How to Best Design an ELISA Test

The design and development of an ELISA assay depends on the various components, including capture antibody, detection antibody, blocking buffer, diluent, and sample concentration, just to name a few. One must first choose which format of ELISA they want to use and then develop the protocol. Systematically adjusting and testing the various components is critical to obtaining reliable ELISA results.

CST has developed, produced, and thoroughly validated in-house ELISA products to ensure the highest possible product quality and support. CST buffers are optimized to be used with other kit components as well as any CST ELISA antibody pair, and they are sold individually as well as in kits.

Pathscan® and FastScan™ ELISA kits are available for a wide selection of antibody assays measuring important cellular signaling nodes and other cellular target proteins, including phosphorylated forms. FastScan™ ELISA kits incorporate a single-wash assay protocol, which reduces hands-on time, assay complexity, and lets you detect targets in as little as 90 minutes.

While CST provides researchers with an extensive portfolio of validated and optimized ELISA kits, there are a number of considerations to take into account when designing your own ELISA.
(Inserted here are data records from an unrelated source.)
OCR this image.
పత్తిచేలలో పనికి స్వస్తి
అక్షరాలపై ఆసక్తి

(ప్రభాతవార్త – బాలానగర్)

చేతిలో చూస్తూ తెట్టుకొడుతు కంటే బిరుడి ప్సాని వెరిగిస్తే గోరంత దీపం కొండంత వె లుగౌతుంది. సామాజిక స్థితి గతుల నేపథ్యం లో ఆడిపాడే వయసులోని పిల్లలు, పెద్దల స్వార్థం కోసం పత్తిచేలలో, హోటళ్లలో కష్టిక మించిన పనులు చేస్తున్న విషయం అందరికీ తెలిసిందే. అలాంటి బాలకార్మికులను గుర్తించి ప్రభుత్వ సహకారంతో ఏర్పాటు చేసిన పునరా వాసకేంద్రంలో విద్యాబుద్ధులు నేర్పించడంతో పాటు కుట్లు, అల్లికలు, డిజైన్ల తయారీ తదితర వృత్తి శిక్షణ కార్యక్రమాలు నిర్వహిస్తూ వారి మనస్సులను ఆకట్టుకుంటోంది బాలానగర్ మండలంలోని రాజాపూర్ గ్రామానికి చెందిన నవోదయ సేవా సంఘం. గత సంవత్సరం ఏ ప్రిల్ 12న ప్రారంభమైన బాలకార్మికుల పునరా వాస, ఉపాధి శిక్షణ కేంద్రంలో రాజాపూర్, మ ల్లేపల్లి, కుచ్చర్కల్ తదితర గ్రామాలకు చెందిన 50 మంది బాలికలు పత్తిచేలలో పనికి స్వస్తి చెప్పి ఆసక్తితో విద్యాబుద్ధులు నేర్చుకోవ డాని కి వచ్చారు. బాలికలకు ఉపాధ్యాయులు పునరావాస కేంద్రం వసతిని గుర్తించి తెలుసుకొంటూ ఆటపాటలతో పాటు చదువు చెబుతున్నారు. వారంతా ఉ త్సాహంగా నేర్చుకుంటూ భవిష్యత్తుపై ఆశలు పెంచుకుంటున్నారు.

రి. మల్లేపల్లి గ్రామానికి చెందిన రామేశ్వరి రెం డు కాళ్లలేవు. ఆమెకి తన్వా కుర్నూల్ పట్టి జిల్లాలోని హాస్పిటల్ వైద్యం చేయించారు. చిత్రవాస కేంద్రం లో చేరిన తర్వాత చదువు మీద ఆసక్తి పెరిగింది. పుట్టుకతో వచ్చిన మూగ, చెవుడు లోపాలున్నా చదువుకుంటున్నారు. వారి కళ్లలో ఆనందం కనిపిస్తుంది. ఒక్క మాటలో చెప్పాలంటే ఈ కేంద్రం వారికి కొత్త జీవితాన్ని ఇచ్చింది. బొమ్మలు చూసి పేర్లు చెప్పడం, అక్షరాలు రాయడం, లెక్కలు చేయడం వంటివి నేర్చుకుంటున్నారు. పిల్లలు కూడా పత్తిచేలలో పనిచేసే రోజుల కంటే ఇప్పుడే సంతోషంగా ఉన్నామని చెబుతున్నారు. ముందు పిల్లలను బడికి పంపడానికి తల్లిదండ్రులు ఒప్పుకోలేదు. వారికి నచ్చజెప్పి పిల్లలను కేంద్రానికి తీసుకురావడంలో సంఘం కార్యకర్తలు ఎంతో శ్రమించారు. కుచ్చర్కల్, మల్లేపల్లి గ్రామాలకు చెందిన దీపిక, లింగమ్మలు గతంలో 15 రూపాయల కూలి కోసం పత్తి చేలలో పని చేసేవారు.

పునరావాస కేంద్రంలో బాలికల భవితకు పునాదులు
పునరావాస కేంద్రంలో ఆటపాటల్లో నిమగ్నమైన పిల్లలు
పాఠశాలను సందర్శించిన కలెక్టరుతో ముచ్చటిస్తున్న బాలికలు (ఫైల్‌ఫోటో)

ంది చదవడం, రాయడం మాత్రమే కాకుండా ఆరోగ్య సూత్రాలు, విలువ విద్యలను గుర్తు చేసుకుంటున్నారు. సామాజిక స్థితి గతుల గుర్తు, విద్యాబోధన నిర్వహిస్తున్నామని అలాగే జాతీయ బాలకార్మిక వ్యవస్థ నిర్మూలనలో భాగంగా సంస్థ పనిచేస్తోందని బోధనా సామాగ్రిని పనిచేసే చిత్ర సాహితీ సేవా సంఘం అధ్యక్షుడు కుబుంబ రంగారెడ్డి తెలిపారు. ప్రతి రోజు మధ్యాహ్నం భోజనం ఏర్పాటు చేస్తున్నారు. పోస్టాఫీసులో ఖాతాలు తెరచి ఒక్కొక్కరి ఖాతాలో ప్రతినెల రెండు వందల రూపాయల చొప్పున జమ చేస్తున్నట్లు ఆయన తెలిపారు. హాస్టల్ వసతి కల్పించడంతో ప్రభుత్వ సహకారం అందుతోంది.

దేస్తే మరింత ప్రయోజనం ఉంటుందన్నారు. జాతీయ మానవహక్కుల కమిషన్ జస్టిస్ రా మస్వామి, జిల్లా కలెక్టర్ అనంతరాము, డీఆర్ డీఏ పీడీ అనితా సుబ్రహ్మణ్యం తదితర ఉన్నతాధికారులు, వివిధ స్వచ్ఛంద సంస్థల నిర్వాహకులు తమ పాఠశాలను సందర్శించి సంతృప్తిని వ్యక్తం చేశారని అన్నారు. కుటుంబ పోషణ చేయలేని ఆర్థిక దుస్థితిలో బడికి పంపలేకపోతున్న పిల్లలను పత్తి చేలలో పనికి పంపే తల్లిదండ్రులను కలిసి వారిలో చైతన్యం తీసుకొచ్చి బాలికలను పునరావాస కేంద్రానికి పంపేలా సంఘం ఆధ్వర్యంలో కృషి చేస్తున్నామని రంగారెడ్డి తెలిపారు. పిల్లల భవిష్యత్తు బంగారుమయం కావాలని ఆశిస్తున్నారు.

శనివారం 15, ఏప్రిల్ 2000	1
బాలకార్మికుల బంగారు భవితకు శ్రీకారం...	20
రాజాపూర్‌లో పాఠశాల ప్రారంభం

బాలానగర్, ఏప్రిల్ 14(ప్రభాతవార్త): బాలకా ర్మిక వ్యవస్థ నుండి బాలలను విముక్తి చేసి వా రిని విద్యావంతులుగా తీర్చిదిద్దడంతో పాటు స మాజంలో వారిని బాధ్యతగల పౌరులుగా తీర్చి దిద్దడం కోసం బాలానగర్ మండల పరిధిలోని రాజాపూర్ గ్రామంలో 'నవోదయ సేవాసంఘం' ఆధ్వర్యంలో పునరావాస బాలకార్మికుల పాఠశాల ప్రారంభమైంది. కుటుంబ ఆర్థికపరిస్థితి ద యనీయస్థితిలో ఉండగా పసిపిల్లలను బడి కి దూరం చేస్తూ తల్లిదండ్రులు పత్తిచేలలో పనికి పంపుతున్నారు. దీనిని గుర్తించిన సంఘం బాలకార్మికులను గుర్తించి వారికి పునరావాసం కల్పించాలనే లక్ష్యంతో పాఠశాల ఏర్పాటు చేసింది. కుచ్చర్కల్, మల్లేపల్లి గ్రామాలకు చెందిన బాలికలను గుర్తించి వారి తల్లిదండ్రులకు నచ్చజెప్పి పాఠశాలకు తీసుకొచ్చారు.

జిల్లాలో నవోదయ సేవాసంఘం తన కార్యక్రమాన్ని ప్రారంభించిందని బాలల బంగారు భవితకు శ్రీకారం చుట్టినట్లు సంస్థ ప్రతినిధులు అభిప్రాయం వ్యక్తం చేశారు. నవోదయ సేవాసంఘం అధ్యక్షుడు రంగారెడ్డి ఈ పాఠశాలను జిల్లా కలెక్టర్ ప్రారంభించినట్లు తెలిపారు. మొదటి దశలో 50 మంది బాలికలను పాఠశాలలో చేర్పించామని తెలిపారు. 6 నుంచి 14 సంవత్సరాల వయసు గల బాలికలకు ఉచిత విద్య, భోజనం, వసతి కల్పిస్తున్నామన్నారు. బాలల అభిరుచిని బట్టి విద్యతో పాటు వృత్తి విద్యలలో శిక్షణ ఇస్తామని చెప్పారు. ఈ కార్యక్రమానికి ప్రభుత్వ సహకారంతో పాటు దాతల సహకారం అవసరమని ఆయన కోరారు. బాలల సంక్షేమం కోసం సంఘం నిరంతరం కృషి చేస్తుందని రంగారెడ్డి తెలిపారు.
How to Choose the Right Antibody

The choice of antibody pairs is critical for ELISA and, therefore, should be assessed for its specificity and sensitivity.

Choosing between monoclonal or polyclonal requires the following points to be considered:

  • Monoclonal antibodies exhibit the highest degree of specificity, because they are specific to a single epitope and, therefore, are less likely to bind, nonspecifically to other antigens. Since they are clonal there should not be supply issues associated with these antibodies.
  • Polyclonal antibodies yield more robust signals because they are able to bind at multiple epitopes. There can be sourcing issues so, for larger projects, it is advisable to check availability. Reactivity for polyclonal antibodies can change over time, so long-term standardization is important.
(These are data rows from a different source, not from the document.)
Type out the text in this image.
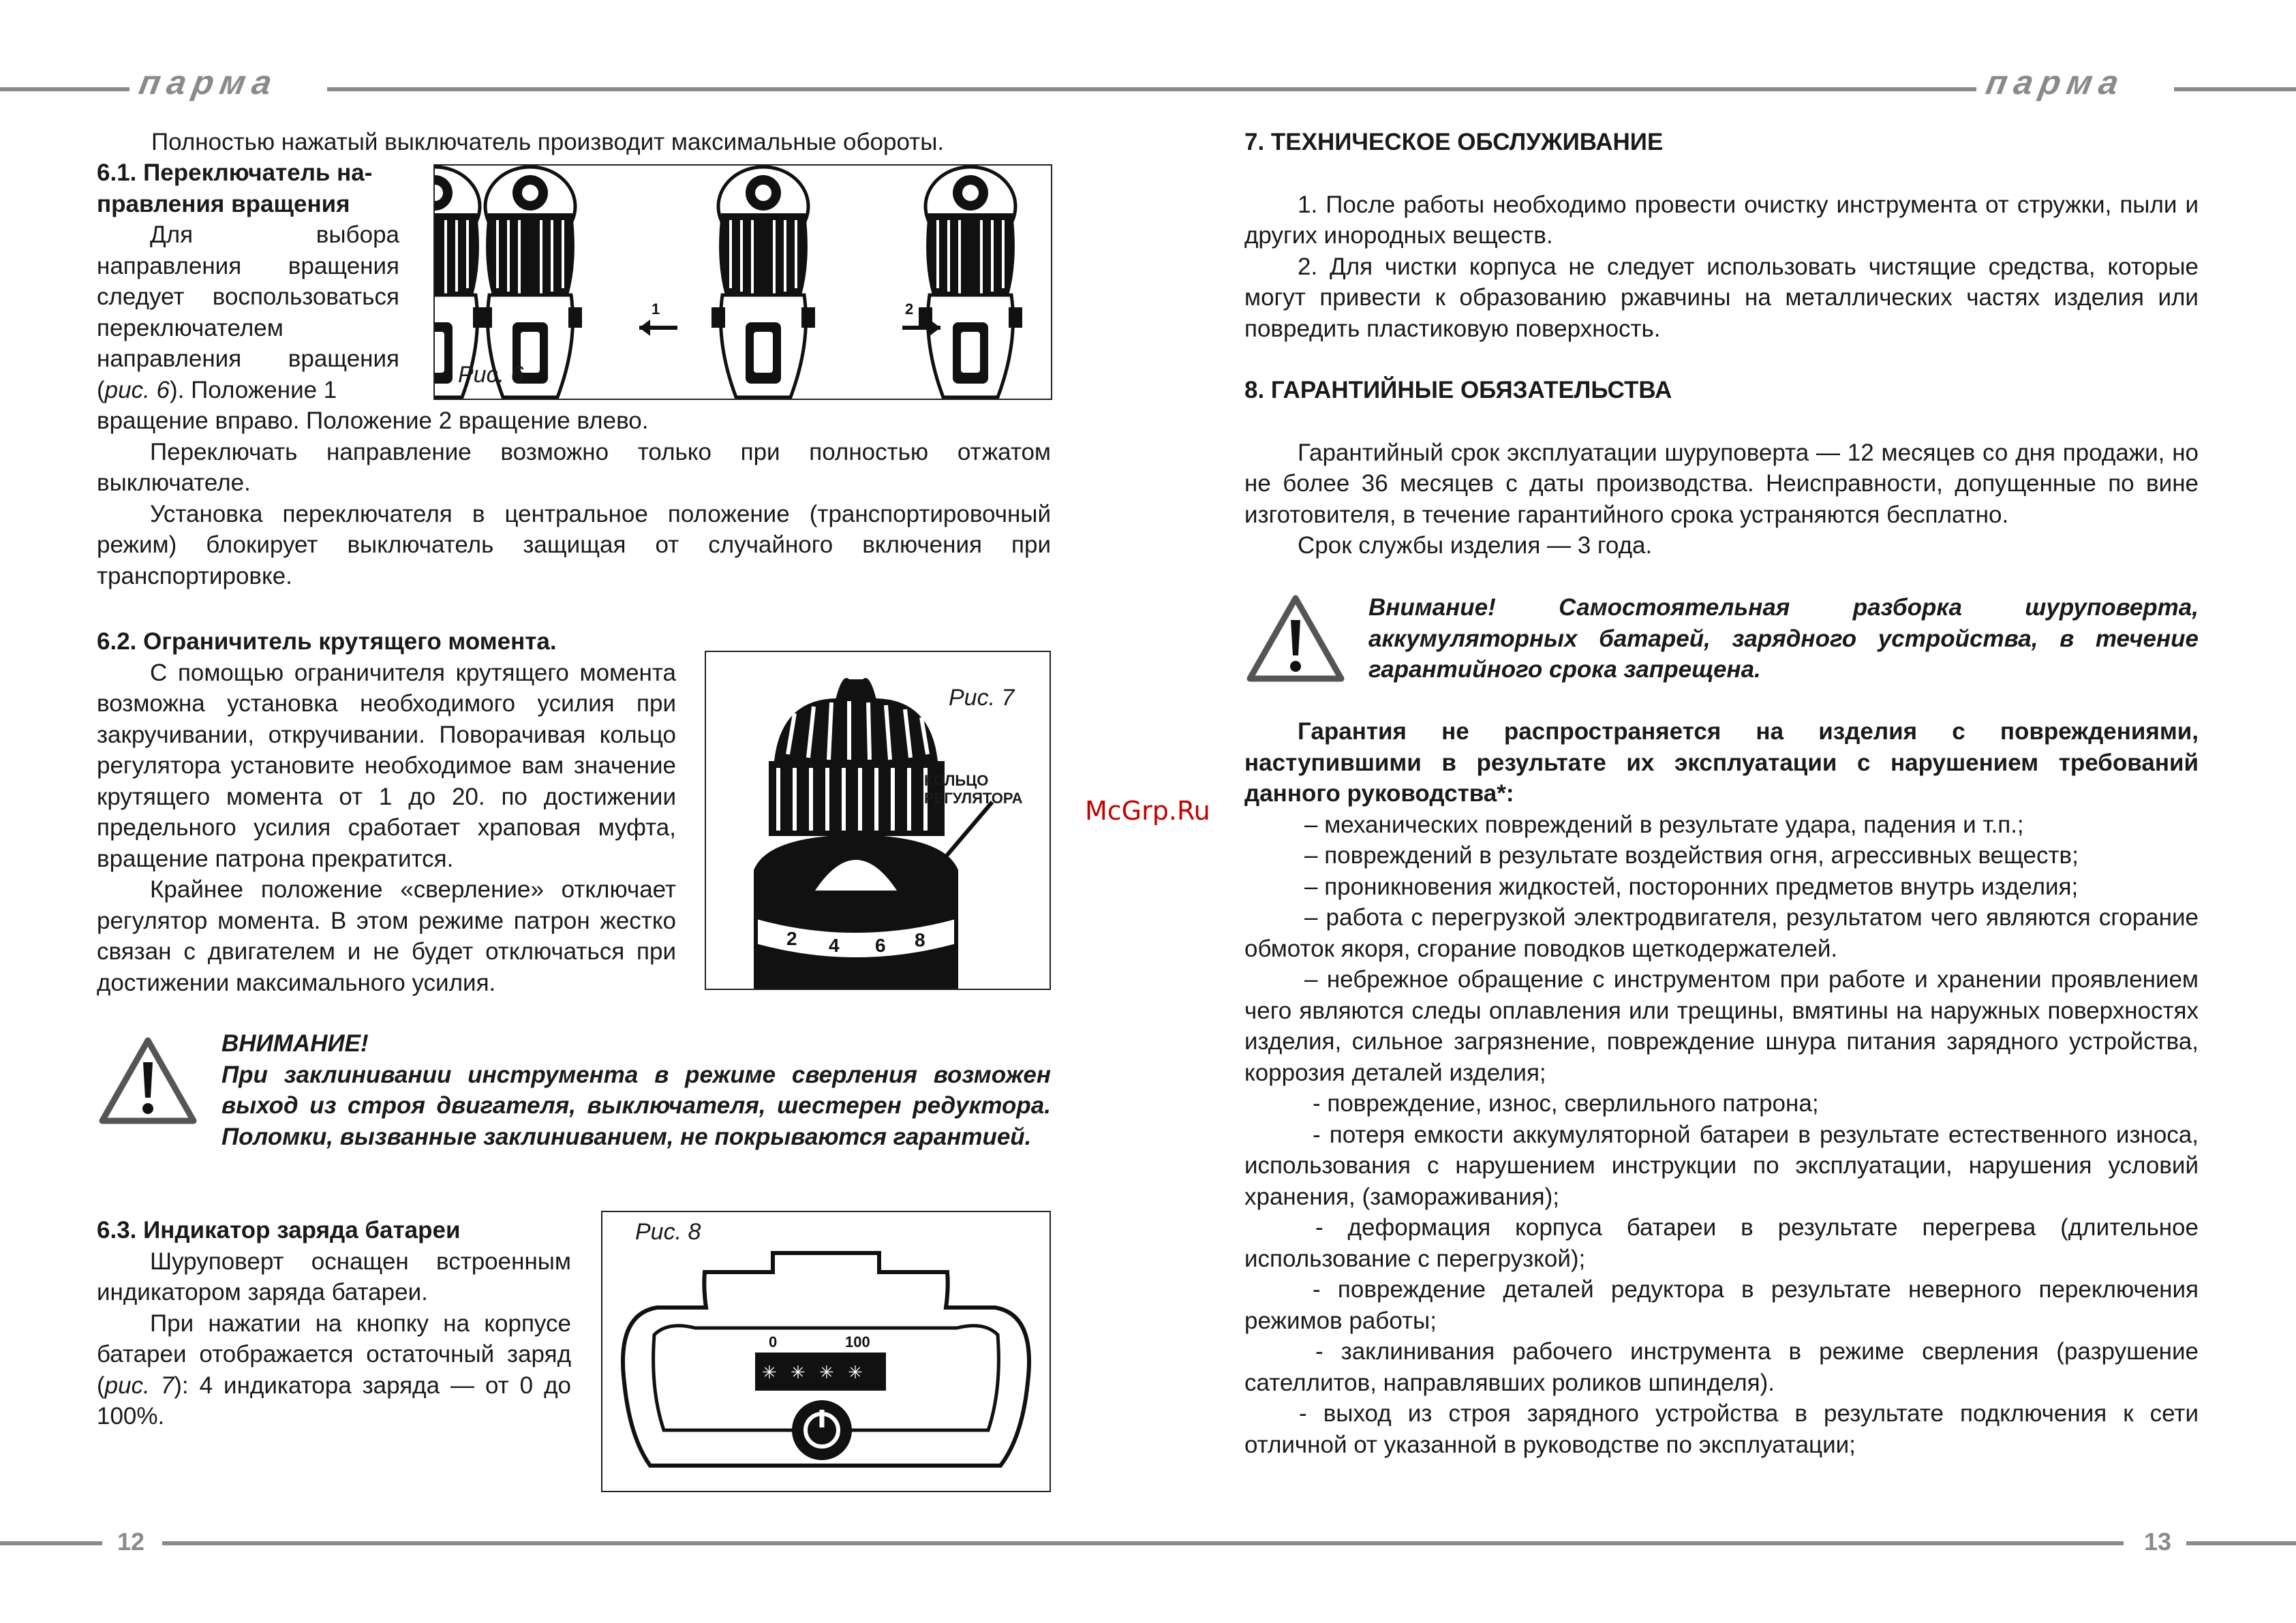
парма	парма
12	13
McGrp.Ru

Полностью нажатый выключатель производит максимальные обороты.

6.1. Переключатель на-
правления вращения

Для выбора направления вращения следует воспользоваться переключателем направления вращения (рис. 6). Положение 1

вращение вправо. Положение 2 вращение влево.

Переключать направление возможно только при полностью отжатом выключателе.

Установка переключателя в центральное положение (транспортировочный режим) блокирует выключатель защищая от случайного включения при транспортировке.

1	2
Рис. 6
6.2. Ограничитель крутящего момента.

С помощью ограничителя крутящего момента возможна установка необходимого усилия при закручивании, откручивании. Поворачивая кольцо регулятора установите необходимое вам значение крутящего момента от 1 до 20. по достижении предельного усилия сработает храповая муфта, вращение патрона прекратится.

Крайнее положение «сверление» отключает регулятор момента. В этом режиме патрон жестко связан с двигателем и не будет отключаться при достижении максимального усилия.

2 4 6 8
Рис. 7
КОЛЬЦО
РЕГУЛЯТОРА
ВНИМАНИЕ!
При заклинивании инструмента в режиме сверления возможен выход из строя двигателя, выключателя, шестерен редуктора. Поломки, вызванные заклиниванием, не покрываются гарантией.
6.3. Индикатор заряда батареи

Шуруповерт оснащен встроенным индикатором заряда батареи.

При нажатии на кнопку на корпусе батареи отображается остаточный заряд (рис. 7): 4 индикатора заряда — от 0 до 100%.

✳ ✳ ✳ ✳
0	100
Рис. 8
7. ТЕХНИЧЕСКОЕ ОБСЛУЖИВАНИЕ

1. После работы необходимо провести очистку инструмента от стружки, пыли и других инородных веществ.

2. Для чистки корпуса не следует использовать чистящие средства, которые могут привести к образованию ржавчины на металлических частях изделия или повредить пластиковую поверхность.

8. ГАРАНТИЙНЫЕ ОБЯЗАТЕЛЬСТВА

Гарантийный срок эксплуатации шуруповерта — 12 месяцев со дня продажи, но не более 36 месяцев с даты производства. Неисправности, допущенные по вине изготовителя, в течение гарантийного срока устраняются бесплатно.

Срок службы изделия — 3 года.

Внимание! Самостоятельная разборка шуруповерта, аккумуляторных батарей, зарядного устройства, в течение гарантийного срока запрещена.

Гарантия не распространяется на изделия с повреждениями, наступившими в результате их эксплуатации с нарушением требований данного руководства*:

– механических повреждений в результате удара, падения и т.п.;
– повреждений в результате воздействия огня, агрессивных веществ;
– проникновения жидкостей, посторонних предметов внутрь изделия;
– работа с перегрузкой электродвигателя, результатом чего являются сгорание обмоток якоря, сгорание поводков щеткодержателей.
– небрежное обращение с инструментом при работе и хранении проявлением чего являются следы оплавления или трещины, вмятины на наружных поверхностях изделия, сильное загрязнение, повреждение шнура питания зарядного устройства, коррозия деталей изделия;
- повреждение, износ, сверлильного патрона;
- потеря емкости аккумуляторной батареи в результате естественного износа, использования с нарушением инструкции по эксплуатации, нарушения условий хранения, (замораживания);
- деформация корпуса батареи в результате перегрева (длительное использование с перегрузкой);
- повреждение деталей редуктора в результате неверного переключения режимов работы;
- заклинивания рабочего инструмента в режиме сверления (разрушение сателлитов, направлявших роликов шпинделя).
- выход из строя зарядного устройства в результате подключения к сети отличной от указанной в руководстве по эксплуатации;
CST provides a comprehensive catalog of validated antibody pairs to ensure optimal ELISA results.

Determine the Best Antibody Concentration for an ELISA Test

Proper titration of antibody concentration is achieved by serial dilutions of capture and detection antibodies. These are compared to proper controls to determine the dynamic range of detection as well as the presence of any artifacts. The ideal concentration would provide the highest signal-to-noise ratio and largest linear range for the assay.

Increase Signal to Background

To reduce background noise or increase the signal in an ELISA assay, a number of factors should be considered:

  • Desired assay sensitivity
  • Specificity of the antibody
  • Detection modality


Additionally, one may need to optimize:

  • Incubation time and temperature
  • Blocking buffers
  • Washing steps, such as number of washes


How to Choose the Right Buffers for an ELISA Test

The following factors should be considered in order to have the best impact on well-to-well consistency and improve the signal over background noise:

  • Coating buffers - used to preserve the biological activity and stability of any proteins; however, this buffer must not change the epitopes or interfere with binding.
  • Blocking buffers - concentration of nonionic detergent and/or nonspecific proteins of the buffer should be optimized for binding to open sites on the coated plate.
  • Washing buffers - the correct amount of salts and detergents should be at the optimal pH to reduce background noise and stabilize the antibody-antigen complexes.
  • Lysis/binding buffers - the lysis buffer should be optimized so as to lyse the cells without interfering with the antigen/antibody binding.


Importance of Well-to-Well Consistency

In order to obtain reliable results, all wells in the ELISA test should be subject to the same considerations. To further avoid well-to-well variability, pipetting of the sample and washing should be performed accurately and consistently. Use of multichannel or automated pipetting and wash systems may improve results. Additionally, attention should be paid to the well plate conditions, including temperature and humidity.